Ayrı bir devlet kurma görüşünü herkesten önce resmen ortaya atan İngiltere olmuştu. Sakarya’dan önce, 18 Haziran 1921 günü İngiliz Dışişleri Bakanı Lord Curzon, Türk-Yunan Savaşı’nı sona erdirme koşullarından biri olarak İzmir Bölgesi’ne "Özerklik" verilmesi gerektiğini Fransa ve İtalya’ya bildirmişti. İngiltere’nin görüşünü resmiyete döktüğü günlerde, Kral Constantine, Batı Anadolu’daki ordusunun başına gelmiş Ankara üzerine yürümeye hazırlanıyordu. Kral Constantine iki hafta içinde Afyon, Kütahya ve Eskişehir’i alarak Sakarya Irmağı kıyılarına dayanıverince Atina gazeteleri, Yunan işgali altındaki Anadolu topraklarında bir "Yunan Askeri Yönetimi" kurulduğunu ilan etmişlerdi. Yunan ordusu Ankara’yı alıp Kızılırmak kıyılarına dek olan toprakları ele geçirince, bu yönetim oralara da uzanacaktı. Ne var ki, hevesler kursaklarda kalmış, Sakarya boylarında yenilen Yunan ordusuyla birlikte Askeri Yönetim de Afyon-Kütahya-Eskişehir çizgisine gerilemişti. Ama, ayrı bir devlet kurma görüşü ön uygulamalara kavuşmuştu.
Birbirlerine düştüler
Ne acıdır ki, kimi Türkler de Batı Anadolu’da bağımsız bir hükümet kurulması için eyleme geçmişlerdi. Bunlar, Yunanlılarla yıllardır işbirliği yapan kişilerdi. Mustafa Kemal Paşa’nın kazanacağı zaferin, ya da Yunan ordusunun çekilip gitmesinin kendi sonları olacağının bilinci içindeydiler. Aralarında "Anadolu Cemiyeti" adı altında bir dernek kurmuşlar ve bir "Batı Anadolu Özerk Hükümeti" kurulması için 1921 Aralık ayı başında İstanbul’daki Yunan Siyasal Temsilcisi Triandafılacos ile temasa geçmişlerdi. Dernek, Türk ve yerli Rumlardan oluşacak bir hükümet kurulmasına Yunanistan’ın yardım etmesini istiyordu. Önerinin ayrıntılı biçimde ve yazılı yapılması istenince, içlerinde eski bir Osmanlı Nazırının (Bakanının) da bulunduğu dernek üyeleri bir yazılı metin hazırlayarak 11 Aralık günü Triandafilacos’a sunmuşlardı. Buna göre, kurulacak özerk hükümet padişaha bağlı kalacak, Ankara hükümetinin önüne dikilecek, Batı Anadolu’daki Türk ve Rum halkının mutluluğu için çalışacaktı.
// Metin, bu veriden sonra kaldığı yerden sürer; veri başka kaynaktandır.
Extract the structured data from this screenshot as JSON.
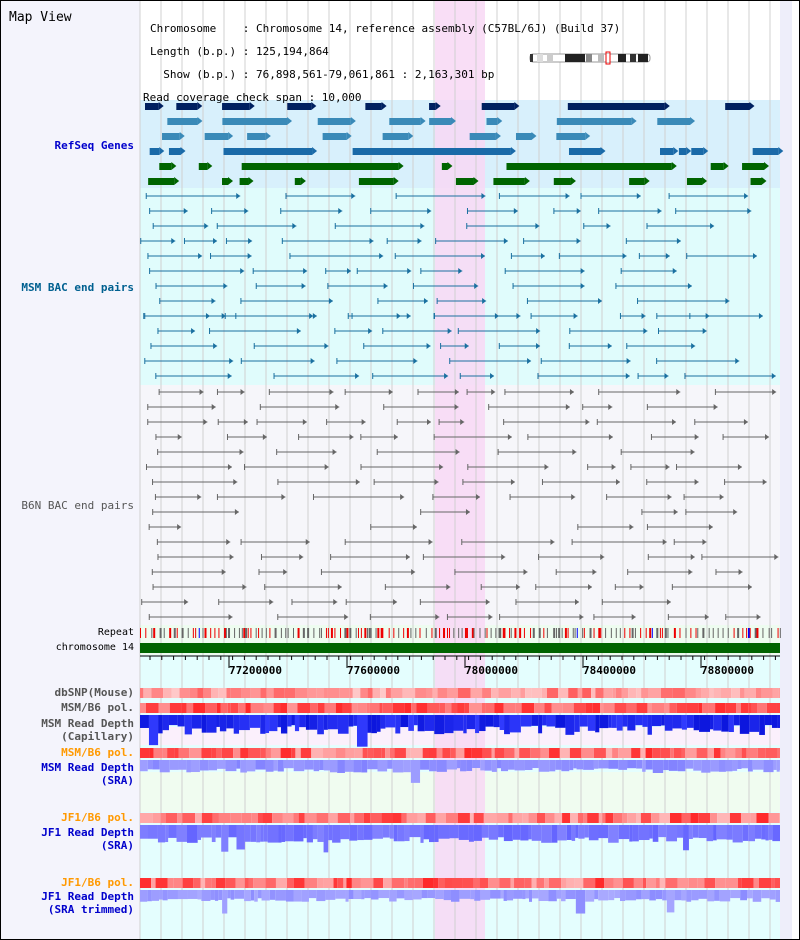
{
  "title": "Map View",
  "info": {
    "chromosome": "Chromosome    : Chromosome 14, reference assembly (C57BL/6J) (Build 37)",
    "length": "Length (b.p.) : 125,194,864",
    "show": "  Show (b.p.) : 76,898,561-79,061,861 : 2,163,301 bp",
    "span": "Read coverage check span : 10,000"
  },
  "tracks": {
    "refseq": "RefSeq Genes",
    "msm_bac": "MSM BAC end pairs",
    "b6n_bac": "B6N BAC end pairs",
    "repeat": "Repeat",
    "chromosome": "chromosome 14",
    "dbsnp": "dbSNP(Mouse)",
    "msm_pol": "MSM/B6 pol.",
    "msm_depth_cap": "MSM Read Depth\n(Capillary)",
    "msm_pol2": "MSM/B6 pol.",
    "msm_depth_sra": "MSM Read Depth\n(SRA)",
    "jf1_pol": "JF1/B6 pol.",
    "jf1_depth": "JF1 Read Depth\n(SRA)",
    "jf1_pol2": "JF1/B6 pol.",
    "jf1_depth_trim": "JF1 Read Depth\n(SRA trimmed)"
  },
  "axis": {
    "ticks": [
      "77200000",
      "77600000",
      "78000000",
      "78400000",
      "78800000"
    ]
  },
  "colors": {
    "refseq_bg": "#d8f0fc",
    "bac_bg": "#e0fcfc",
    "highlight": "#f8d8f4",
    "chrom": "#006400",
    "label_blue": "#0000cc",
    "label_teal": "#006090",
    "label_gray": "#555555",
    "label_orange": "#ff9900"
  }
}
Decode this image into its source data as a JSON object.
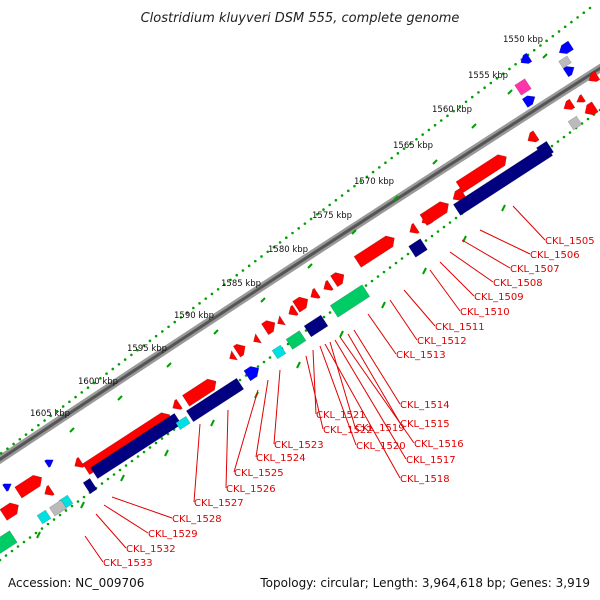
{
  "title": "Clostridium kluyveri DSM 555, complete genome",
  "accession": "Accession: NC_009706",
  "topology": "Topology: circular; Length: 3,964,618 bp; Genes: 3,919",
  "ticks": [
    "1550 kbp",
    "1555 kbp",
    "1560 kbp",
    "1565 kbp",
    "1570 kbp",
    "1575 kbp",
    "1580 kbp",
    "1585 kbp",
    "1590 kbp",
    "1595 kbp",
    "1600 kbp",
    "1605 kbp"
  ],
  "genes": [
    "CKL_1505",
    "CKL_1506",
    "CKL_1507",
    "CKL_1508",
    "CKL_1509",
    "CKL_1510",
    "CKL_1511",
    "CKL_1512",
    "CKL_1513",
    "CKL_1514",
    "CKL_1515",
    "CKL_1516",
    "CKL_1517",
    "CKL_1518",
    "CKL_1519",
    "CKL_1520",
    "CKL_1521",
    "CKL_1522",
    "CKL_1523",
    "CKL_1524",
    "CKL_1525",
    "CKL_1526",
    "CKL_1527",
    "CKL_1528",
    "CKL_1529",
    "CKL_1532",
    "CKL_1533"
  ],
  "colors": {
    "forward_cds": "#ff0000",
    "reverse_cds": "#000080",
    "blue_feature": "#0000ff",
    "cyan_feature": "#00e0e0",
    "green_feature": "#00cc66",
    "magenta_feature": "#ff33aa",
    "grey_feature": "#bbbbbb",
    "backbone": "#777777",
    "labels": "#e00000"
  }
}
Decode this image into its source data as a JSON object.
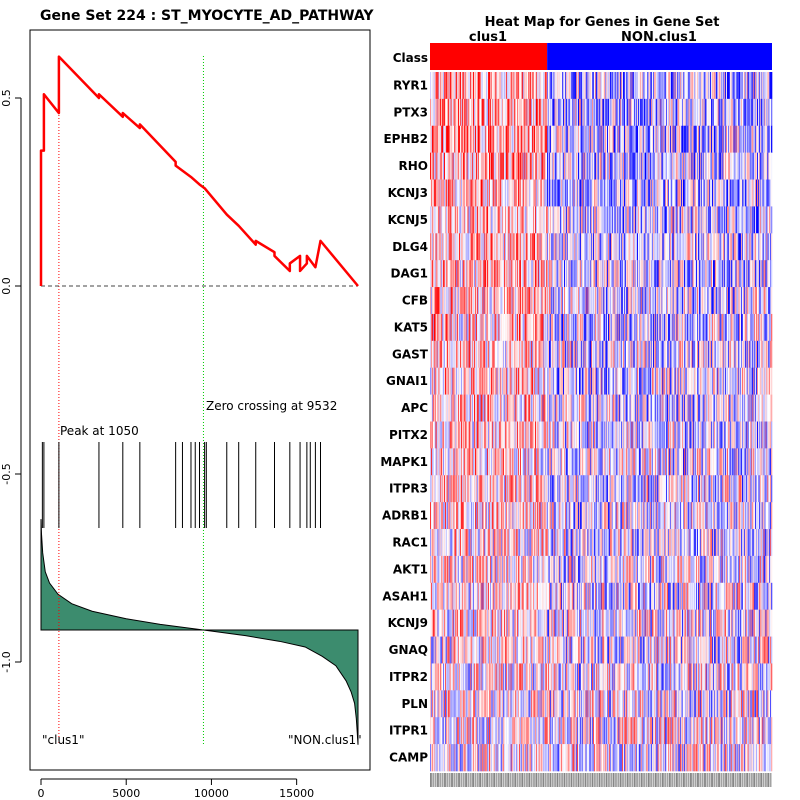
{
  "chart_data": [
    {
      "type": "line",
      "panel": "enrichment-plot",
      "title": "Gene Set  224 : ST_MYOCYTE_AD_PATHWAY",
      "xlim": [
        0,
        18600
      ],
      "ylim": [
        -1.22,
        0.68
      ],
      "x_ticks": [
        0,
        5000,
        10000,
        15000
      ],
      "x_tick_labels": [
        "0",
        "5000",
        "10000",
        "15000"
      ],
      "y_ticks": [
        0.5,
        0.0,
        -0.5,
        -1.0
      ],
      "y_tick_labels": [
        "0.5",
        "0.0",
        "-0.5",
        "-1.0"
      ],
      "running_es": {
        "name": "Running enrichment score",
        "color": "#ff0000",
        "x": [
          0,
          0,
          80,
          80,
          170,
          170,
          1050,
          1050,
          3400,
          3400,
          4800,
          4800,
          5800,
          5800,
          7900,
          7900,
          8800,
          8800,
          9050,
          9050,
          9300,
          9300,
          9600,
          9600,
          10900,
          10900,
          11600,
          11600,
          12600,
          12600,
          13700,
          13700,
          14600,
          14600,
          15200,
          15200,
          15600,
          15600,
          16100,
          16100,
          16400,
          16400,
          18600
        ],
        "y": [
          0.0,
          0.36,
          0.36,
          0.36,
          0.36,
          0.51,
          0.46,
          0.61,
          0.5,
          0.51,
          0.45,
          0.46,
          0.42,
          0.43,
          0.33,
          0.32,
          0.29,
          0.29,
          0.28,
          0.28,
          0.27,
          0.27,
          0.26,
          0.26,
          0.19,
          0.19,
          0.16,
          0.16,
          0.11,
          0.12,
          0.09,
          0.08,
          0.04,
          0.06,
          0.08,
          0.04,
          0.06,
          0.08,
          0.05,
          0.05,
          0.12,
          0.12,
          0.0
        ]
      },
      "baseline": 0.0,
      "peak_position": 1050,
      "peak_label": "Peak at 1050",
      "zero_crossing_position": 9532,
      "zero_crossing_label": "Zero crossing at 9532",
      "hit_positions": [
        80,
        170,
        1050,
        3400,
        4800,
        5800,
        7900,
        8300,
        8800,
        9050,
        9300,
        9600,
        9700,
        10900,
        11600,
        12600,
        13700,
        14600,
        15200,
        15600,
        15800,
        16100,
        16400
      ],
      "ranked_metric": {
        "name": "Ranked list metric",
        "fill": "#3c8c6e",
        "baseline": -0.915,
        "x": [
          0,
          30,
          100,
          250,
          500,
          1000,
          1800,
          3000,
          5000,
          7000,
          9532,
          12000,
          14000,
          15500,
          16500,
          17300,
          17900,
          18200,
          18400,
          18500,
          18560,
          18600
        ],
        "y": [
          -0.62,
          -0.66,
          -0.71,
          -0.76,
          -0.79,
          -0.82,
          -0.845,
          -0.865,
          -0.885,
          -0.9,
          -0.915,
          -0.93,
          -0.945,
          -0.96,
          -0.985,
          -1.01,
          -1.05,
          -1.08,
          -1.11,
          -1.15,
          -1.19,
          -1.22
        ]
      },
      "left_class_label": "\"clus1\"",
      "right_class_label": "\"NON.clus1\""
    },
    {
      "type": "heatmap",
      "panel": "gene-heatmap",
      "title": "Heat Map for Genes in Gene Set",
      "class_row_label": "Class",
      "class_groups": [
        {
          "name": "clus1",
          "color": "#ff0000",
          "columns": 25
        },
        {
          "name": "NON.clus1",
          "color": "#0000ff",
          "columns": 48
        }
      ],
      "genes": [
        "RYR1",
        "PTX3",
        "EPHB2",
        "RHO",
        "KCNJ3",
        "KCNJ5",
        "DLG4",
        "DAG1",
        "CFB",
        "KAT5",
        "GAST",
        "GNAI1",
        "APC",
        "PITX2",
        "MAPK1",
        "ITPR3",
        "ADRB1",
        "RAC1",
        "AKT1",
        "ASAH1",
        "KCNJ9",
        "GNAQ",
        "ITPR2",
        "PLN",
        "ITPR1",
        "CAMP"
      ],
      "low_color": "#0000ff",
      "mid_color": "#ffffff",
      "high_color": "#ff0000"
    }
  ]
}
1922 İlkbaharına gelindiğinde görüşler değişik, kafalar oldukça karışıktı. Yunan işgali altındaki toprakların Mustafa Kemal’in eline geçmesini önlemekti amaç. Ama herkes ayrı hava çalıyordu. Amyna "İonya Devleti" kurulmasında direniyor, İngiltere yalnızca İzmir bölgesi için "Özerklik"ten söz ediyor, Yunanistan "Askeri Yönetim" diyor, soysuzlaşmış Türklerin Anadolu Cemiyeti ise "Batı Anadolu Özerk Hükümeti" istiyordu. Zamanla güçlenen, Amyna’cılar olmuştu. Yunan hükümeti 1922 yılı Mart ayı ortalarına dek, İngiltere’nin işe karışacağını ve küçük değişikliklerle Sevr Antlaşmasını Mustafa Kemal’e kabul ettireceğine inanıyordu. Bu yüzden Venizelos taraftarı Amyna’ya yüz vermiyordu. (Devam edecek)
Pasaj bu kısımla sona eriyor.